Por Catarina Alencastro, Fernanda Krakovics e Júnia Gama, 07/08/2015
http://oglobo.globo.com/brasil/ninguem-vai-tirar-legitimidade-que-voto-me-deu-diz-dilma-em-discurso-17116386#ixzz3id3fapC8
Ainda mal restabelecido dos abalos do "mensalão" e do profundo mal-estar nacional revelado, em junho de 2013, com os privilégios concedidos às concessionárias de transportes, à FIFA e às empreiteiras contratadas para construir a infraestrutura da Copa e das Olimpíadas, o país é agora violentamente sacudido por uma nova tragédia - de dimensão histórica: a Petrobrás, maior empresa do país e símbolo de sua luta por independência econômica, está sendo destruída por uma predatória disputa de contratos entre as empreiteiras que medram sob a proteção do Estado brasileiro, ora pela via da cartelização ora pela via da guerra de propinas, sob as barbas (na melhor das hipóteses) ou a égide (na pior) do governo liderado pelo partido cujo nome reivindica a representação política da classe trabalhadora.
A espessa nuvem de sensacionalismo midiático e exploração política da Operação Lava-Jato revela, com certeza, para além da necessidade de vender notícias, a evidente ânsia das elites brasileiras - empresariais e jornalísticas - de se vingar dos trabalhadores, na figura do PT, pela audácia de marcar indelevelmente a Nova República com a criação de um novo partido de classe, arauto de uma nova democracia e, quem sabe, de um novo socialismo. Nenhum privilégio, nenhum benefício, nenhuma boa-vontade as apaziguará, independentemente do que creiam ou esperem os líderes do PT.
Mas isso não apaga a dimensão mais imediata e perturbadora da Lava-Jato: uma espécie de exorcismo público da tomada do Estado brasileiro por um pequeno comitê de empreiteiras, bancos e concessionárias envolvidas até o pescoço nos trâmites da economia mundial parasitária da especulação financeira, petroleira e urbano-imobiliária. O Brasil que a Lava-Jato desentranha já não é a República dos Marajás, mas a República das Empreiteiras.

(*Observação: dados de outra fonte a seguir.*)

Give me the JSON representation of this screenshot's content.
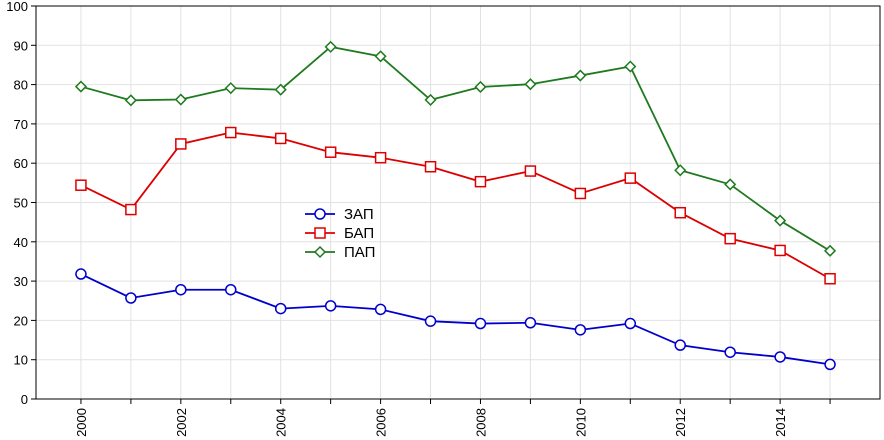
{
  "chart_data": {
    "type": "line",
    "title": "",
    "xlabel": "",
    "ylabel": "",
    "x": [
      2000,
      2001,
      2002,
      2003,
      2004,
      2005,
      2006,
      2007,
      2008,
      2009,
      2010,
      2011,
      2012,
      2013,
      2014,
      2015
    ],
    "xlim": [
      1999.1,
      2016.0
    ],
    "ylim": [
      0,
      100
    ],
    "x_ticks": [
      2000,
      2002,
      2004,
      2006,
      2008,
      2010,
      2012,
      2014
    ],
    "x_tick_labels": [
      "2000",
      "2002",
      "2004",
      "2006",
      "2008",
      "2010",
      "2012",
      "2014"
    ],
    "y_ticks": [
      0,
      10,
      20,
      30,
      40,
      50,
      60,
      70,
      80,
      90,
      100
    ],
    "y_tick_labels": [
      "0",
      "10",
      "20",
      "30",
      "40",
      "50",
      "60",
      "70",
      "80",
      "90",
      "100"
    ],
    "x_tick_label_rotation": "vertical",
    "grid": true,
    "legend_position": "center-left",
    "series": [
      {
        "name": "ЗАП",
        "color": "#0000cc",
        "marker": "circle",
        "values": [
          31.8,
          25.7,
          27.8,
          27.8,
          23.0,
          23.7,
          22.8,
          19.8,
          19.2,
          19.4,
          17.6,
          19.2,
          13.7,
          11.9,
          10.7,
          8.8
        ]
      },
      {
        "name": "БАП",
        "color": "#dd0000",
        "marker": "square",
        "values": [
          54.4,
          48.2,
          64.9,
          67.8,
          66.3,
          62.8,
          61.4,
          59.1,
          55.3,
          58.0,
          52.3,
          56.2,
          47.4,
          40.8,
          37.8,
          30.6
        ]
      },
      {
        "name": "ПАП",
        "color": "#1e7a1e",
        "marker": "diamond",
        "values": [
          79.5,
          76.0,
          76.2,
          79.1,
          78.7,
          89.6,
          87.2,
          76.1,
          79.4,
          80.1,
          82.3,
          84.6,
          58.2,
          54.6,
          45.4,
          37.7
        ]
      }
    ]
  }
}
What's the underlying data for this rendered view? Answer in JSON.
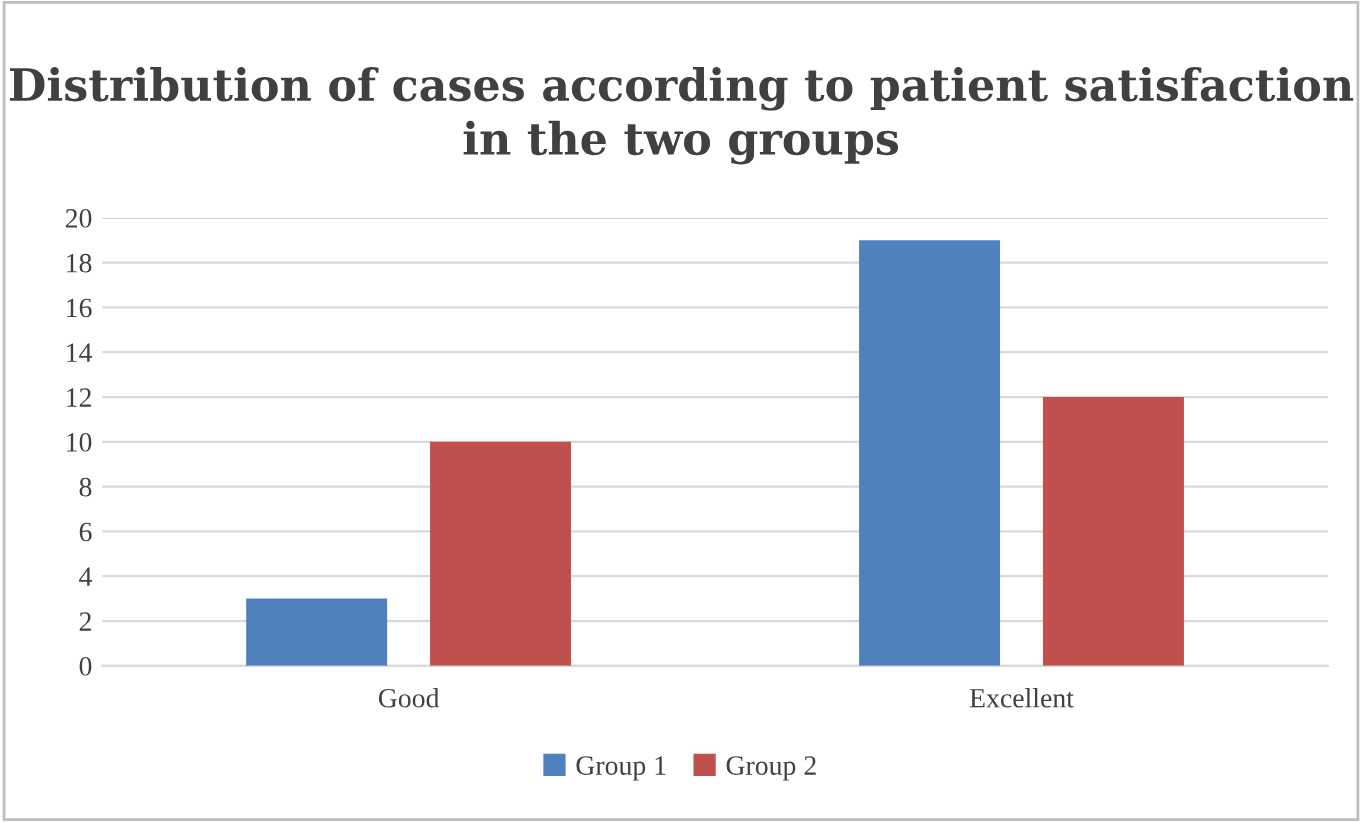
{
  "chart_data": {
    "type": "bar",
    "title": "Distribution of cases according to patient satisfaction in the two groups",
    "categories": [
      "Good",
      "Excellent"
    ],
    "series": [
      {
        "name": "Group 1",
        "color": "#4f81bd",
        "values": [
          3,
          19
        ]
      },
      {
        "name": "Group 2",
        "color": "#c0504d",
        "values": [
          10,
          12
        ]
      }
    ],
    "ylim": [
      0,
      20
    ],
    "yticks": [
      0,
      2,
      4,
      6,
      8,
      10,
      12,
      14,
      16,
      18,
      20
    ],
    "grid": "y",
    "legend": "bottom"
  }
}
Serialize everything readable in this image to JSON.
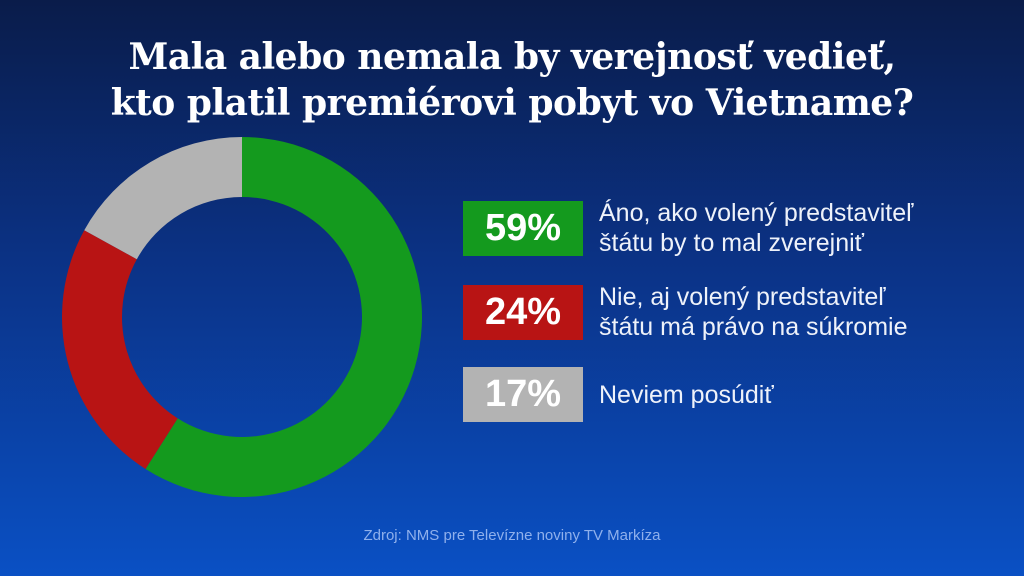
{
  "chart_data": {
    "type": "pie",
    "donut": true,
    "title": "Mala alebo nemala by verejnosť vedieť,\nkto platil premiérovi pobyt vo Vietname?",
    "title_lines": [
      "Mala alebo nemala by verejnosť vedieť,",
      "kto platil premiérovi pobyt vo Vietname?"
    ],
    "slices": [
      {
        "value": 59,
        "label": "59%",
        "text": [
          "Áno, ako volený predstaviteľ",
          "štátu by to mal zverejniť"
        ],
        "color": "#149a1e"
      },
      {
        "value": 24,
        "label": "24%",
        "text": [
          "Nie, aj volený predstaviteľ",
          "štátu má právo na súkromie"
        ],
        "color": "#b81414"
      },
      {
        "value": 17,
        "label": "17%",
        "text": [
          "Neviem posúdiť"
        ],
        "color": "#b3b3b3"
      }
    ],
    "legend_placement": "right",
    "source": "Zdroj: NMS pre Televízne noviny TV Markíza"
  }
}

Levada pela própria dinâmica da integração do país na economia mundial, a Nova República, que já nascera conservadora e imobilista, veio a engendrar, pela mão de FHC e – desgraçadamente – de Lula e Dilma, um Estado em vias de privatização total. Nenhum programa social de sucesso, nenhum feito desenvolvimentista, nenhum ganho histórico de salário pode esconder essa contradição básica da política petista.
Encarar esse fato é, para Dilma, condição sine-qua-non para enfrentar a crise e sair dela.
Para o PT, também, mas é provável que o momento da mudança tenha ficado irremediavelmente para trás.
Já faz muito tempo que a liderança histórica do PT abandonou a sua classe – convertendo-a, com a ajuda do imposto sindical e das políticas sociais do governo, em mera clientela – e saiu em busca de uma nova base social.
A terra onde medrou o Partido dos Trabalhadores foi salgada a tal ponto que nenhuma liderança digna de nota ali surgiu ao longo de todos esses anos. Nenhum novo líder fabril ou sindical petista surgiu para questionar a aliança estratégica com o PMDB e o pacto Lula-Sarney-Meirelles; nenhum movimento de base trouxe a público a sua indignação com os métodos espúrios de construção da base parlamentar do governo, com o valerioduto, com os aloprados, com a degradante simbiose governo-PT-empreiteiras, com os privilégios concedidos ao COI e à FIFA, com o pânico, seguido de hostilidade aberta, da cúpula petista em face do tsunami democrático de junho de 2013, com a nefasta tática eleitoral de destruir Marina Silva em benefício do morto-vivo Aécio Neves, com o pacto recessivo Dilma-Levy e, finalmente, com a suprema desmoralização que é, para a classe trabalhadora, o propinoduto da Petrobrás.
Encurralado pela mesma operação policial que pôs na cadeia a nata do empresariado brasileiro - sócios preferenciais do Estado - e do governo - o Partido dos Trabalhadores agoniza. O PT poderá sobreviver - como o partido parlamentar “de esquerda” que apregoam as resoluções de seus congressos, como o PTB do século XXI, como social-democracia à moda latino-americana -, mas já não poderá reivindicar, muito menos exercer, o papel de representação política da classe trabalhadora.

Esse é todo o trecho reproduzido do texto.